Find out everything you need to know about stopping the spread passing game with The Complete Guide to Defending the Spread Offense!

Adjusting Your Defense to Motions

As much time as you spend looking at how your team will defend any play out of any formation, eventually the little circles are going to turn into people – and start moving around pre-snap on you. The ability for your defense to adjust to motion is going to be crucial to your success.

Some offenses will use formations simply as a diversion, to distract you from what is really going on and force your players to move around. Others have a definite purpose to their motion. Scouting will help you determine which teams are which.

Preparing for Motion

Adjustments to motion should be a central part of your team’s defense. How you will adjust to motion should be installed beginning as soon as possible, preferably during the off-season.

If you do not adjust to motion until it becomes absolutely necessary, your players will view it as a new play – a new scheme. If motion adjustments are installed from the very start, your players will simply see it as a part of the defense.

Adjustments to motion should not be static, hard and fast rules. You need to be able to show different looks to the offense when they motion. If you cannot, the Offensive Coordinator will find a way to use motion to dictate what you want to run.

What we are Adjusting To

There are a few different types of motion we need to be concerned with, and be prepared to adjust to each. They are:

  • Shifting to a different formation. A shift to a different formation involves the offense lining up, then shifting and setting in an entirely different formation. It can be as simple as a back switching sides in the Shot Gun, a Tight End trading sides, or can get much more complex.
  • Motioning across a formation or away from the ball by a player to split out away from the play. Motions where a receiver or back is moving, such as an outside receiving motioning inside to get better position for a crack block. These motion players are not an immediate threat to get the ball.
  • Motions toward the ball, including Jet motion as in the Jet or Fly Sweep, or the 3 Step Motion used by Wing T Teams to get a wingback into position to take a hand-off.

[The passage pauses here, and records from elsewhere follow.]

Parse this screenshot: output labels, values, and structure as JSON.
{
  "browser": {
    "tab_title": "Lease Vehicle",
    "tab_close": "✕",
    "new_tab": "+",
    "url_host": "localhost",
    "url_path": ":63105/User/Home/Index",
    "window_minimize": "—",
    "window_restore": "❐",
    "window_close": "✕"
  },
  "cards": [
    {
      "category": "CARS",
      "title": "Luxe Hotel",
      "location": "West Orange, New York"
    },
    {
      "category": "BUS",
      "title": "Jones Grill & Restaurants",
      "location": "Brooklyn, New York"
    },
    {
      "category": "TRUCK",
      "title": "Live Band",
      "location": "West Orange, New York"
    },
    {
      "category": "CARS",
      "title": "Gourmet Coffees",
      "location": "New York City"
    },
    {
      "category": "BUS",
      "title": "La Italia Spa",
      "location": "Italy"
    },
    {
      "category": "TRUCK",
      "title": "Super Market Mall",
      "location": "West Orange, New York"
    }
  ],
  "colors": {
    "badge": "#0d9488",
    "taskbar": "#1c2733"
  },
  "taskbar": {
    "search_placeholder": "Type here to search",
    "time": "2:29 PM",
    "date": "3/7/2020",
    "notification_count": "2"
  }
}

Each style of motion will require different adjustments by your defense.

How to Make Your Adjustments

The actual adjustments you make will depend on your own defensive scheme. But these adjustments to motion should follow some basic rules within each category.

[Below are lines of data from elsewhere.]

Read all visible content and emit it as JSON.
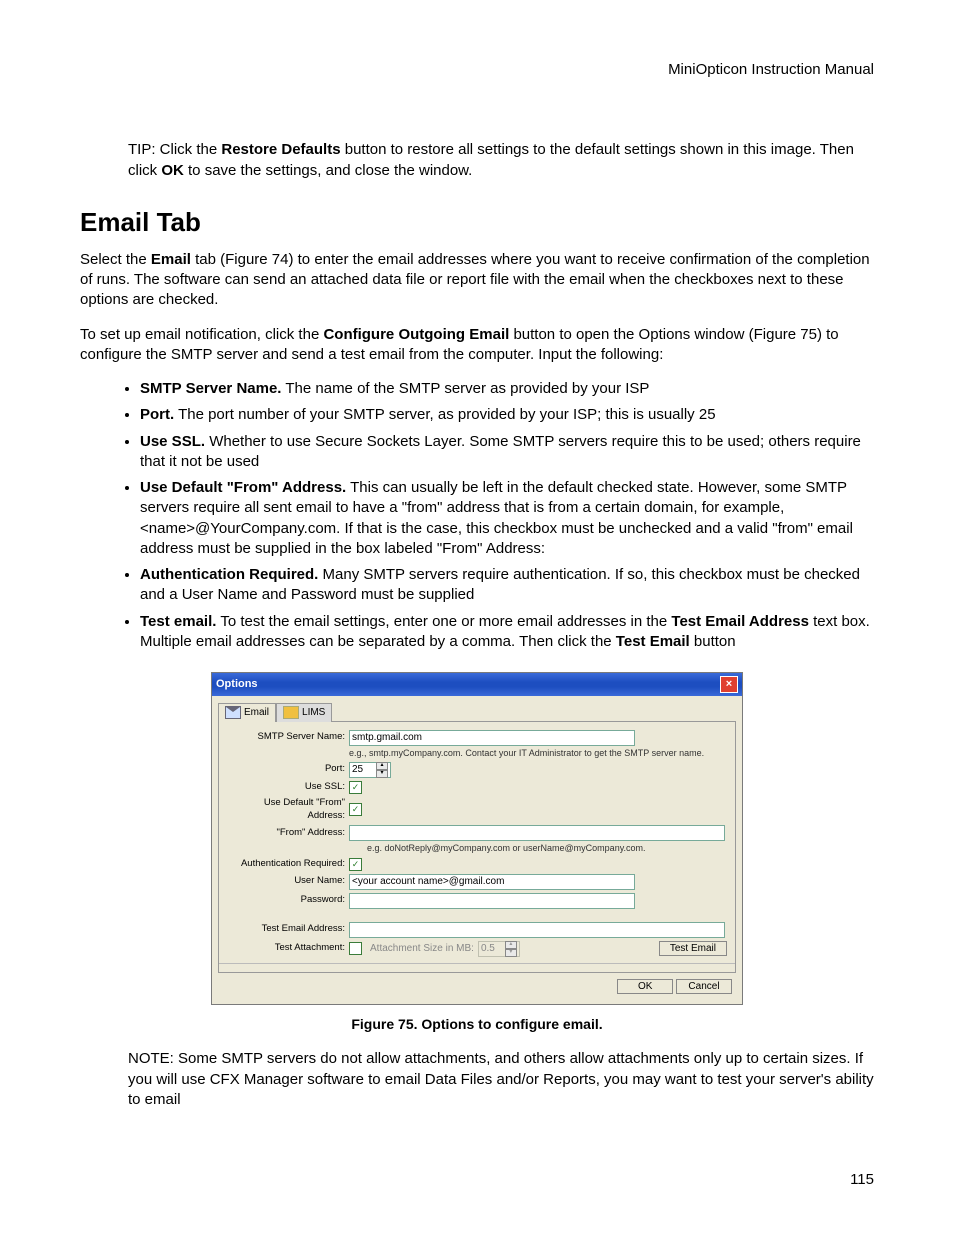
{
  "header": {
    "docTitle": "MiniOpticon Instruction Manual"
  },
  "tip": {
    "pre": "TIP: Click the ",
    "b1": "Restore Defaults",
    "mid": " button to restore all settings to the default settings shown in this image. Then click ",
    "b2": "OK",
    "post": " to save the settings, and close the window."
  },
  "sectionTitle": "Email Tab",
  "para1": {
    "pre": "Select the ",
    "b1": "Email",
    "post": " tab (Figure 74) to enter the email addresses where you want to receive confirmation of the completion of runs. The software can send an attached data file or report file with the email when the checkboxes next to these options are checked."
  },
  "para2": {
    "pre": "To set up email notification, click the ",
    "b1": "Configure Outgoing Email",
    "post": " button to open the Options window (Figure 75) to configure the SMTP server and send a test email from the computer. Input the following:"
  },
  "bullets": {
    "b1": {
      "head": "SMTP Server Name.",
      "tail": " The name of the SMTP server as provided by your ISP"
    },
    "b2": {
      "head": "Port.",
      "tail": " The port number of your SMTP server, as provided by your ISP; this is usually 25"
    },
    "b3": {
      "head": "Use SSL.",
      "tail": " Whether to use Secure Sockets Layer. Some SMTP servers require this to be used; others require that it not be used"
    },
    "b4": {
      "head": "Use Default \"From\" Address.",
      "tail": " This can usually be left in the default checked state. However, some SMTP servers require all sent email to have a \"from\" address that is from a certain domain, for example, <name>@YourCompany.com. If that is the case, this checkbox must be unchecked and a valid \"from\" email address must be supplied in the box labeled \"From\" Address:"
    },
    "b5": {
      "head": "Authentication Required.",
      "tail": " Many SMTP servers require authentication. If so, this checkbox must be checked and a User Name and Password must be supplied"
    },
    "b6": {
      "head": "Test email.",
      "t1": " To test the email settings, enter one or more email addresses in the ",
      "b6a": "Test Email Address",
      "t2": " text box. Multiple email addresses can be separated by a comma. Then click the ",
      "b6b": "Test Email",
      "t3": " button"
    }
  },
  "dialog": {
    "title": "Options",
    "tabs": {
      "email": "Email",
      "lims": "LIMS"
    },
    "labels": {
      "smtp": "SMTP Server Name:",
      "port": "Port:",
      "ssl": "Use SSL:",
      "defFrom": "Use Default \"From\" Address:",
      "fromAddr": "\"From\" Address:",
      "authReq": "Authentication Required:",
      "user": "User Name:",
      "pass": "Password:",
      "testAddr": "Test Email Address:",
      "testAtt": "Test Attachment:",
      "attSize": "Attachment Size in MB:"
    },
    "values": {
      "smtp": "smtp.gmail.com",
      "smtpHint": "e.g., smtp.myCompany.com. Contact your IT Administrator to get the SMTP server name.",
      "port": "25",
      "fromHint": "e.g. doNotReply@myCompany.com or userName@myCompany.com.",
      "user": "<your account name>@gmail.com",
      "attSize": "0.5"
    },
    "buttons": {
      "testEmail": "Test Email",
      "ok": "OK",
      "cancel": "Cancel"
    },
    "check": "✓"
  },
  "figCaption": "Figure 75. Options to configure email.",
  "note": "NOTE: Some SMTP servers do not allow attachments, and others allow attachments only up to certain sizes. If you will use CFX Manager software to email Data Files and/or Reports, you may want to test your server's ability to email",
  "pageNum": "115"
}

If the motion is a shift, your alignment will change. That means Defensive Linemen, Linebackers and Secondary all shift. This is basically a big reset, the Offense showed one thing, and now shows another. Your team has time to adjust with it.

When the motion is away from the ball, there should only be adjustment by the Defensive Backs and possibly Linebackers. They are adjusting to a new look for potential pass routes, or a new look for edge blocking. Your adjustments only need to be minimal.

When the motion is to the ball, you likely do not have much time to move. The adjustment may involve a roll in coverage, but you do not have time to completely realign your players. They will be moving too much for when the snap happens to be able to tell what is happening.

Keys to Making Great Adjustments

The keys to making great adjustments lie mostly with the players on the field, once the game starts. You are responsible for making sure that the on-field adjustments go smoothly.

Communication is vital to making the right adjustments. If your players do not communicate what they are seeing, then proper adjustments are just not going to happen.

Recognition is the other vital part of adjusting to motion. Your players have to recognize that motion is happening, and understand where it is going.

Teaching Recognition of Formations and Motion

A great way to teach your players formations and motions that the opponent uses is to have them line up in it themselves.

Use a brief formation recognition period in which your 1st Defense gets a defensive call. The 2nd Defense is playing the role of the Offense. They will take on a position that they would be keying were they the defensive player.

The Mike Linebacker may be the Fullback. The Nose Guard will play the Center. The Cornerback will be a Receiver. But they are all going to line up. They will go imitate cadence and motion, as your 1st Defense aligns and adjusts.

After 2 or 3 plays by the 1st Defense, they switch roles. No need to switch huddles, call for another scout team, none of those time wasters. They just become the guy that they were watching before.

If your players learn to line up in the opponent’s offense and run their shifts and motions, they will know how to recognize them.

When our defense is confident in adjusting to motion, we decrease the potential for the error that costs us a big play to happen before the ball is snapped. Great adjustments get us back on a level playing field with the offense.